"Kill Or Be Killed:" Colorado Deputy Recounts Cougar Attack
When a 91-pound mountain lion exploded from its crouched position under a trailer and launched at Larimer County sheriff's deputy Michelle Ross, she had a split second to fire a shot before the animal ripped into her right arm and tackled her to the ground.
And in that split second, when the powerful mountain lion sprang 10 feet, she had one quick thought.
"It was kill or be killed,'' the 5-foot-3 deputy said of the Wednesday attack. "The minute you think you're going to die, you die. That cat made up its mind it wanted to kill me. It was six inches from my throat.''
Instead, when the male mountain lion took her to the ground in the Riverview RV Park west of Loveland, she briefly wrestled with it before Larimer County Parks ranger Chris Gardner kicked the mountain lion. The lion fled and was fatally shot a short time later by wildlife officers at a nearby house, the Fort Collins Coloradoan reported.

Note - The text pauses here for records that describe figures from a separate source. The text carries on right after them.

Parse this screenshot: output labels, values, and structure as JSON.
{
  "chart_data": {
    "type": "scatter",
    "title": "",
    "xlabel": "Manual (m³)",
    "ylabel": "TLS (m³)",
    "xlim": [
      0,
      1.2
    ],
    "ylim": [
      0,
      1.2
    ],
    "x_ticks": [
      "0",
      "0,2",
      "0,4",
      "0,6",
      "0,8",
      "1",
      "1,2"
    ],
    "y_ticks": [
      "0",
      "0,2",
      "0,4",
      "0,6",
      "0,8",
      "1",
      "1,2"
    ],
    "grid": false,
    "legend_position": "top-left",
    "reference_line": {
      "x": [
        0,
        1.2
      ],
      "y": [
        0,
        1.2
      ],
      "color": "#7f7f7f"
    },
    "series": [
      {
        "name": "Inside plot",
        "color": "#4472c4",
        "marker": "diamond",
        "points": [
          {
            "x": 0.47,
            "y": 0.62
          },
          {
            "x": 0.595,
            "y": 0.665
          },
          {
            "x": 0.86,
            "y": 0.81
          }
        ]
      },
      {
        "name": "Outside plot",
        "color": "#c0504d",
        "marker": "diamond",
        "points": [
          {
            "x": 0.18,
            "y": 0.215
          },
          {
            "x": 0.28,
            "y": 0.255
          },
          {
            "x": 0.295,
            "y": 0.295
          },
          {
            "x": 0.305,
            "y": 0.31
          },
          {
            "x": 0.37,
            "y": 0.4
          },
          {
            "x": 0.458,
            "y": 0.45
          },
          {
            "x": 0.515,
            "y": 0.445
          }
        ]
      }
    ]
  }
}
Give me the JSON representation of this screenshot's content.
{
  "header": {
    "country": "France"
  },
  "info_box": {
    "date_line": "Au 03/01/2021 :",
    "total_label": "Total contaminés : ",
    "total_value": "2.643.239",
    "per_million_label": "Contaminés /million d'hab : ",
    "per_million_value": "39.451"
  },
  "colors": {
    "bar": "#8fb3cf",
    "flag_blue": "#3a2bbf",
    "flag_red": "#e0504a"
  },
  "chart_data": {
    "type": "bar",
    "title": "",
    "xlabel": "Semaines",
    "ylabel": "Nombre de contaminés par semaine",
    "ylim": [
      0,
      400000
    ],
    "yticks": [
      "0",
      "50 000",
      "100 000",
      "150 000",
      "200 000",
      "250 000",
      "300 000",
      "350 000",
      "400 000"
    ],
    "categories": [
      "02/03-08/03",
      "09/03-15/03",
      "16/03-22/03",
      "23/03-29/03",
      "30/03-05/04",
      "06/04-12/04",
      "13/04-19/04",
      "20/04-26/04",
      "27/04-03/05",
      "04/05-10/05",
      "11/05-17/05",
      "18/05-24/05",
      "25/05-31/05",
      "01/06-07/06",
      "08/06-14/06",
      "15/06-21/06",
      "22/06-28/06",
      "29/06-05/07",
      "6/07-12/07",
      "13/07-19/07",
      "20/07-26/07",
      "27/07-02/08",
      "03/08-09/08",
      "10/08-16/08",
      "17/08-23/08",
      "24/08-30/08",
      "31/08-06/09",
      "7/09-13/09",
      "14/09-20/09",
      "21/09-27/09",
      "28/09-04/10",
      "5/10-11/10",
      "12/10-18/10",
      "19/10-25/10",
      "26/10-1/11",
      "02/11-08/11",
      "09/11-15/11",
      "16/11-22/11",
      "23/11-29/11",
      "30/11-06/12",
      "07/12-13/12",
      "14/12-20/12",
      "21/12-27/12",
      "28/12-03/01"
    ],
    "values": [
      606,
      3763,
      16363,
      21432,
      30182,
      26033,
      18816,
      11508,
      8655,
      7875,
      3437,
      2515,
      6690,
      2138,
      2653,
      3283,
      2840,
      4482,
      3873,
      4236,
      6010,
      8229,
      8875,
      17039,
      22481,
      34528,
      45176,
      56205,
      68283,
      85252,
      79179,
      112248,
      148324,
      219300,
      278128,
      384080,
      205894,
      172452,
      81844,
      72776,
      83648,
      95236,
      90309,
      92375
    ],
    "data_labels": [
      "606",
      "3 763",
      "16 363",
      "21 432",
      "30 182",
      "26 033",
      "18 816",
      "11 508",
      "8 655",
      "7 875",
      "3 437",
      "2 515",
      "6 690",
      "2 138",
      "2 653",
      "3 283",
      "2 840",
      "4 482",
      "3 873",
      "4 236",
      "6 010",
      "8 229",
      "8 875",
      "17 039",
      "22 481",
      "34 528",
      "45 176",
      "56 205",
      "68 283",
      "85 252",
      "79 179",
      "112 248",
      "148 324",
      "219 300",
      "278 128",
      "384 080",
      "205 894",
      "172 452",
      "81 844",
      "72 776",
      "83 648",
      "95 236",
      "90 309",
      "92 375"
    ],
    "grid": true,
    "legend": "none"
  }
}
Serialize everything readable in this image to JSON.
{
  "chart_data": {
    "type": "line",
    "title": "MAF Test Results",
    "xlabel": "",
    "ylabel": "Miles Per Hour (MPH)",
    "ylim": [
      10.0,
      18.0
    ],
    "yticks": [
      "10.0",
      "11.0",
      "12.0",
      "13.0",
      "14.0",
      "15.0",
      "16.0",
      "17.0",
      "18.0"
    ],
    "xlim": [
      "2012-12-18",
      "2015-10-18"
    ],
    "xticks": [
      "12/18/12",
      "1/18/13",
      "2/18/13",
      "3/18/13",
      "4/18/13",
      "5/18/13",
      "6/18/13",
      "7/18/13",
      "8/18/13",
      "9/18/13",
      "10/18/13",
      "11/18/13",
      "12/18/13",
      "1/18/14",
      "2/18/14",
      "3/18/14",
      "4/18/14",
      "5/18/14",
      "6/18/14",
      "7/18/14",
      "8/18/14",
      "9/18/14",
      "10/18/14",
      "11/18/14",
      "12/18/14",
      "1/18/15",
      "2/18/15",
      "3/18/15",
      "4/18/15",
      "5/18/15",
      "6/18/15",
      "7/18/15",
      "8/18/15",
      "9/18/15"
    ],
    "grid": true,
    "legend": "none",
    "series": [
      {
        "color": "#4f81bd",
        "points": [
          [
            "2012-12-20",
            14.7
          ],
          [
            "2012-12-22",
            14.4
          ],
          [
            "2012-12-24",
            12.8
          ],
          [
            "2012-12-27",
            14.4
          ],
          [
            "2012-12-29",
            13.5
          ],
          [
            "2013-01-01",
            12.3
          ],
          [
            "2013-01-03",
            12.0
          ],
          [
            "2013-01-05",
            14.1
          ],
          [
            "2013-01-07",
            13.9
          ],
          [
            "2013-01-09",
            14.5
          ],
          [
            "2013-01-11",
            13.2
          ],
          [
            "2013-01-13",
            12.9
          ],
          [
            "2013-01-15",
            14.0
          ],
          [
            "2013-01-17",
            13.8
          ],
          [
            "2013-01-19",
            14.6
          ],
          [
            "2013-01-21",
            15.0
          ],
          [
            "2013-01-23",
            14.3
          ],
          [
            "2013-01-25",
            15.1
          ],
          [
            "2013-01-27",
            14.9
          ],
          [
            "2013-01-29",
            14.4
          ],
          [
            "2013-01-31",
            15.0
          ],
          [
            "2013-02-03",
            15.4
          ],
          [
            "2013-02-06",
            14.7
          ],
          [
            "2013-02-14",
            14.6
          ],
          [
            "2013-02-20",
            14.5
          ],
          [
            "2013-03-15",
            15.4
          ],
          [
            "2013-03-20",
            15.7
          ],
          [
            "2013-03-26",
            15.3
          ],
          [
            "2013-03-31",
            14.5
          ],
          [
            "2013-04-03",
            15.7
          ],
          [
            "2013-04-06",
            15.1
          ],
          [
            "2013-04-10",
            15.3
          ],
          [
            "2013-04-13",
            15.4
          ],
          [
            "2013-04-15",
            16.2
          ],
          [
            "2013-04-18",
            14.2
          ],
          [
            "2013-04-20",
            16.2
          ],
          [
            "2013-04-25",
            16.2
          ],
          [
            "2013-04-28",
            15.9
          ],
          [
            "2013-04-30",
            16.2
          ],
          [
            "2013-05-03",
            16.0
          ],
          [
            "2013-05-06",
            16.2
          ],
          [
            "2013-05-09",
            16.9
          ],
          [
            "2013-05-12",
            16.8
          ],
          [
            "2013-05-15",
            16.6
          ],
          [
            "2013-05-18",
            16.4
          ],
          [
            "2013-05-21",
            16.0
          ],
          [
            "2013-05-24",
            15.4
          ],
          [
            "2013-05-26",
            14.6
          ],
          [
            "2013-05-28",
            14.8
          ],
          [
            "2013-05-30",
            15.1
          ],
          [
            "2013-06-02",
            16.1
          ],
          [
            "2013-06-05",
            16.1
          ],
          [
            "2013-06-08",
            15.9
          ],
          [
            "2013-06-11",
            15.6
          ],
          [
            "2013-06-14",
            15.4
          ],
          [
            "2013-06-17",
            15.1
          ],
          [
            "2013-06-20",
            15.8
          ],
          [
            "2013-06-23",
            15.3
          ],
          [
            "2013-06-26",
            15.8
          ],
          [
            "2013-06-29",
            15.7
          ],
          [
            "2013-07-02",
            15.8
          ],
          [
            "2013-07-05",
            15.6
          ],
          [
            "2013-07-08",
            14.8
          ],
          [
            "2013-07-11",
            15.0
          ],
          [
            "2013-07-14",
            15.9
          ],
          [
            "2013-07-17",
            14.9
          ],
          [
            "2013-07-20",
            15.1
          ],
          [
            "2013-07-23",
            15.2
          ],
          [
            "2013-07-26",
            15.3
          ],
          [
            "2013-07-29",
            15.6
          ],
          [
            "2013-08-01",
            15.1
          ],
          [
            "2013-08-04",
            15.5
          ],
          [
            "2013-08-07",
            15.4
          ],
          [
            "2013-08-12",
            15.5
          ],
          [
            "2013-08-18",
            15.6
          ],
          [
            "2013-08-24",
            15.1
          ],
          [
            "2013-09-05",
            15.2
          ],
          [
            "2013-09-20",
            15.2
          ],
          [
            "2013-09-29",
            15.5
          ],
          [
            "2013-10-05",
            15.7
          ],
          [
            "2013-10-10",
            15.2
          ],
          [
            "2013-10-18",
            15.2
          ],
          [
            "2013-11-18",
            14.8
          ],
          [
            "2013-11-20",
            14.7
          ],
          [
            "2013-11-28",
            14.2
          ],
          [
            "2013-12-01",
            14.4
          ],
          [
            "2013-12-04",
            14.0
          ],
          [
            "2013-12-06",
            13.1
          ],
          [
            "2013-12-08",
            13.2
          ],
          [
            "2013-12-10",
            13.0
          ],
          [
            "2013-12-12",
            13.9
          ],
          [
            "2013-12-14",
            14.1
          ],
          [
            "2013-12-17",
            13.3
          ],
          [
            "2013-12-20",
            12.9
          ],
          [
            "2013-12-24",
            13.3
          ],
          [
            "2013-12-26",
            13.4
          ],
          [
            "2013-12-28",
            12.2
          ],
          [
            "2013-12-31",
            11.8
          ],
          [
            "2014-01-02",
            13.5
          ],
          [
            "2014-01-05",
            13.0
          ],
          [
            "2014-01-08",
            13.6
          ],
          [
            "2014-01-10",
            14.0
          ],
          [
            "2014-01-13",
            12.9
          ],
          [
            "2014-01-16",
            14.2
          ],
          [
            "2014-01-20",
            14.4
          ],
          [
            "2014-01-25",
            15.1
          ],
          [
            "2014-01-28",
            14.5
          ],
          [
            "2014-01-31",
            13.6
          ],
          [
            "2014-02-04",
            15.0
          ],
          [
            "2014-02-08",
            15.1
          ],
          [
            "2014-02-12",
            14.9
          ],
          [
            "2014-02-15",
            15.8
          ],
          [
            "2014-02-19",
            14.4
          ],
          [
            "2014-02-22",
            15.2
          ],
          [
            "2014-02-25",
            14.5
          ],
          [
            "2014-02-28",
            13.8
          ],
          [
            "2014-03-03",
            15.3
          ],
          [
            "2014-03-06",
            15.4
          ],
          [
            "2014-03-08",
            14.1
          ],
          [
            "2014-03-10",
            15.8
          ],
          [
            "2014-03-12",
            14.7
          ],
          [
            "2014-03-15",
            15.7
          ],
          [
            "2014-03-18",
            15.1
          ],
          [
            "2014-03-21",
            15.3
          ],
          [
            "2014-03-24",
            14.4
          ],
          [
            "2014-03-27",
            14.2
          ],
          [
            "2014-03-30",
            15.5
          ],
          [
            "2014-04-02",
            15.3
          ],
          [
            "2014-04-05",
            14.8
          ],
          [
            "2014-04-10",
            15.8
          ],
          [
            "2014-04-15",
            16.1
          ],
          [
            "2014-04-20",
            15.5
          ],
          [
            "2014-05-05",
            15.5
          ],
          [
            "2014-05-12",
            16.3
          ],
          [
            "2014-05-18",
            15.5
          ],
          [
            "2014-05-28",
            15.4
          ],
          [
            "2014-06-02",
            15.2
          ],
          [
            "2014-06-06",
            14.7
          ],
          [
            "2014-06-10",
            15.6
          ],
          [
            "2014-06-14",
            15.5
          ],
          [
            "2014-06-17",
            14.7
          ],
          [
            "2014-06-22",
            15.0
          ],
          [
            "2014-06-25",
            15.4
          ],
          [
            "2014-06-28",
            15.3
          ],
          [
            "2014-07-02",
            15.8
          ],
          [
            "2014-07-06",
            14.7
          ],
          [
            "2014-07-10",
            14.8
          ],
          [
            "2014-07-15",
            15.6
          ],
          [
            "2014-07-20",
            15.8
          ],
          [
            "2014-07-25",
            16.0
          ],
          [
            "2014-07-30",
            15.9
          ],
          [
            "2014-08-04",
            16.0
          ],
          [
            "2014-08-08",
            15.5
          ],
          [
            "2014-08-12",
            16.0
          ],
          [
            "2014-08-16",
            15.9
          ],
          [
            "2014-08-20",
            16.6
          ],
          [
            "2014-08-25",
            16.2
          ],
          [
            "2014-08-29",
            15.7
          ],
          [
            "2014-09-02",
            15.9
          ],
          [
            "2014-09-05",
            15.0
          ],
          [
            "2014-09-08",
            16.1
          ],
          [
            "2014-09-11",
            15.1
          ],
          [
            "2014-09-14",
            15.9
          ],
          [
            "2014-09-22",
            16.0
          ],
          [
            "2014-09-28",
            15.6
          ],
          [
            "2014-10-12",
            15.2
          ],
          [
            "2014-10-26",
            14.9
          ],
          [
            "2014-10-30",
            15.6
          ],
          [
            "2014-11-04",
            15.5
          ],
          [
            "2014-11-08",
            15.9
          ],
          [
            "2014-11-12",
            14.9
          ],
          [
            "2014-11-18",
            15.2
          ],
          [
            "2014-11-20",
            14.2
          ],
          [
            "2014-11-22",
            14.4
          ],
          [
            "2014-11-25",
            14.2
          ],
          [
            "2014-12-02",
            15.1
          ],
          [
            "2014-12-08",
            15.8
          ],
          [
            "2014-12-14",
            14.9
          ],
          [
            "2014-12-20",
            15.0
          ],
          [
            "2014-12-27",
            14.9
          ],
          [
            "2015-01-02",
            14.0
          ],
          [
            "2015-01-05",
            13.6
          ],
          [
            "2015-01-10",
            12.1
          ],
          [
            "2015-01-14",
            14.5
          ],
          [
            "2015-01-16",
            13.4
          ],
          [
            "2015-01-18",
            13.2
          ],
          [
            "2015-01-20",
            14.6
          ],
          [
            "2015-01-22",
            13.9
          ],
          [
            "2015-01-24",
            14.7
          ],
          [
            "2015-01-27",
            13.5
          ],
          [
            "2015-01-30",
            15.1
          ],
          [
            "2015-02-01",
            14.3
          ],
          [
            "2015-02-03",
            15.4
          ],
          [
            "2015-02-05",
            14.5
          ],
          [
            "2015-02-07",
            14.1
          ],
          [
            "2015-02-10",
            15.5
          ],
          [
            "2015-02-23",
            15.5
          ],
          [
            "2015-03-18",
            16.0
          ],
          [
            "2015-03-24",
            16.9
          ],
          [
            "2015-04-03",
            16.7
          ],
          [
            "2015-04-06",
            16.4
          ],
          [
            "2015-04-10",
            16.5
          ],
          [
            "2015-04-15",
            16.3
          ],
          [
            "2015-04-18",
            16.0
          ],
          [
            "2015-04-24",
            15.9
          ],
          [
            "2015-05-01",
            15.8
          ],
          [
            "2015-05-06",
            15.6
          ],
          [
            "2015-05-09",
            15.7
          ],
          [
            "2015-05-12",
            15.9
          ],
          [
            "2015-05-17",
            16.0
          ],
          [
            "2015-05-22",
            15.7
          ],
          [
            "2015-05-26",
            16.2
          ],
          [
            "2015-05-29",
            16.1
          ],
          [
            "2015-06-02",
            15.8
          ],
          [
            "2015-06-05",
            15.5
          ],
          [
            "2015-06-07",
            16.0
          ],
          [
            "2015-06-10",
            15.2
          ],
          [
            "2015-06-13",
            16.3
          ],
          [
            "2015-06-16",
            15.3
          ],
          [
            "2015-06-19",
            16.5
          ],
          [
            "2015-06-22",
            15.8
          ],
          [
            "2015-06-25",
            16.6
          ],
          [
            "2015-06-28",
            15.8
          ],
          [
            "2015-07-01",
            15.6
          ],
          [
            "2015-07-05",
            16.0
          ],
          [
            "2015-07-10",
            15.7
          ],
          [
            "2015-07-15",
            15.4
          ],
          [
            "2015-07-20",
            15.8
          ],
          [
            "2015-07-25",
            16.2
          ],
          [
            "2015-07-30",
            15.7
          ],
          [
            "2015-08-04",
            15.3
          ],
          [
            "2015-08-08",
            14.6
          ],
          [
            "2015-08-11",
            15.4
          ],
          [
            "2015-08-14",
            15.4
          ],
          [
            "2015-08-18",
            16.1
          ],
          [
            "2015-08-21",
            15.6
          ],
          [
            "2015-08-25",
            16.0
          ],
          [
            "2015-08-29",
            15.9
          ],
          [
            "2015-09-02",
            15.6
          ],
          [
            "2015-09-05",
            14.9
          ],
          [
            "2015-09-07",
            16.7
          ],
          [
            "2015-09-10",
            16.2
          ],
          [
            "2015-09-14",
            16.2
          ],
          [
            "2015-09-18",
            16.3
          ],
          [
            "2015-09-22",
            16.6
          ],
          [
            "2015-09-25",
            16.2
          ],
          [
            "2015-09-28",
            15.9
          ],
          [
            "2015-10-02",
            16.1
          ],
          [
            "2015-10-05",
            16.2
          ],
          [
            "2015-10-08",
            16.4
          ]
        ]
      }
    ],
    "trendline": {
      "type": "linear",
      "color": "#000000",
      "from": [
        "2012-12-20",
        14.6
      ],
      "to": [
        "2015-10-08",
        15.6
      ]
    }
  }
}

Ross, who said the only other time she discharged her weapon while on duty was to shoot an opossum when she was a Georgia patrol officer, suffered puncture wounds on her right arm. She credits Gardner and her protective vest for saving her from further injury, if not saving her life.
A necropsy revealed the lion had rabies, forcing Ross to receive a series of rabies shots at Medical Center of the Rockies in Loveland.
Gardner said he couldn't shoot at the mountain lion when it attacked because there was an occupied camper trailer in his line of fire. And he wasn't about to shoot when the mountain lion was biting Ross. So he did the next best thing.
"I had my weapon in my hand so I couldn't get my taser or baton,'' said the seasonal ranger who is training to become full-time. "We are trained in kicks for people and animals, so that's what I did.''
Gardner wasn't the only hero in the incredible story.
UPS driver Alex Rodriguez was making a delivery to a home at 2100 River Rim Road. He was talking to a construction worker at the home, described by the sheriff's office as a 57-year-old Fort Collins man, and then went to jump into his delivery truck. That's when he saw the mountain lion on top of the man.
Rodriguez picked up a piece of pallet wood and started hitting the mountain lion, which fled and took off down the hill. Then he called 911.
"I didn't want the guy to die," said Rodriguez, who finished his route after fending off the mountain lion, an act the victim said saved his life. The man, who authorities have not identified, received injuries not believed to be life-threatening. He is receiving rabies treatment.
Ross, Gardner and Rodriguez were joined by Larimer County ranger Cindy Kirby and Colorado State Patrol Trooper Scott Boskovich at the press conference held at the sheriff's office Friday afternoon.
They said they didn't want to kill the mountain lion but that it gave them no choice.
Kirby said she knew there was something wrong with the mountain lion when she and Gardner saw it come from the house where it attacked the man. It came down a hill and walked directly toward two RV park employees in a golf cart.
Gardner was able to get between the mountain lion and the people in the golf cart and yelled at the mountain lion, which then ran to the Big Thompson River on its way to the RV park.
The mountain lion crawled under the first trailer in the RV park, not far from where children were riding their bikes. The commotion of officers chasing the mountain lion drew the interest of campers, who took video of the tense scene unfolding.
Trooper Boskovich said they formed a human shield between the mountain lion and the residents and gave the animal room to escape down the river. However, he said the animal made a move that forced them to protect themselves and the residents.
"That cat looked at Ross and decided she was the best option, and it was on from there,'' the trooper said. "We weren't there just to shoot that cat. If it would have gone down the riverbed, we would have just followed it. Instead we had to protect anyone else from getting hurt.''
And for that, Ross is thankful.
"I feel extremely lucky,'' she said. "Don't tell me God's not real. He had a different plan for me that day.''
CPW said the incident marked Colorado's 23rd mountain lion attack on humans since 1990.
Wednesday's attack was just more than 5 miles from where a mountain lion was seen in a Loveland backyard in June and was one of several mountain lion sightings in Loveland and the Fort Collins area last year.
Wednesday's attack also occurred less than 10 miles from the February 2019 mountain lion attack of a Fort Collins man who killed the young lion in self-defense at Horsetooth Mountain Open Space.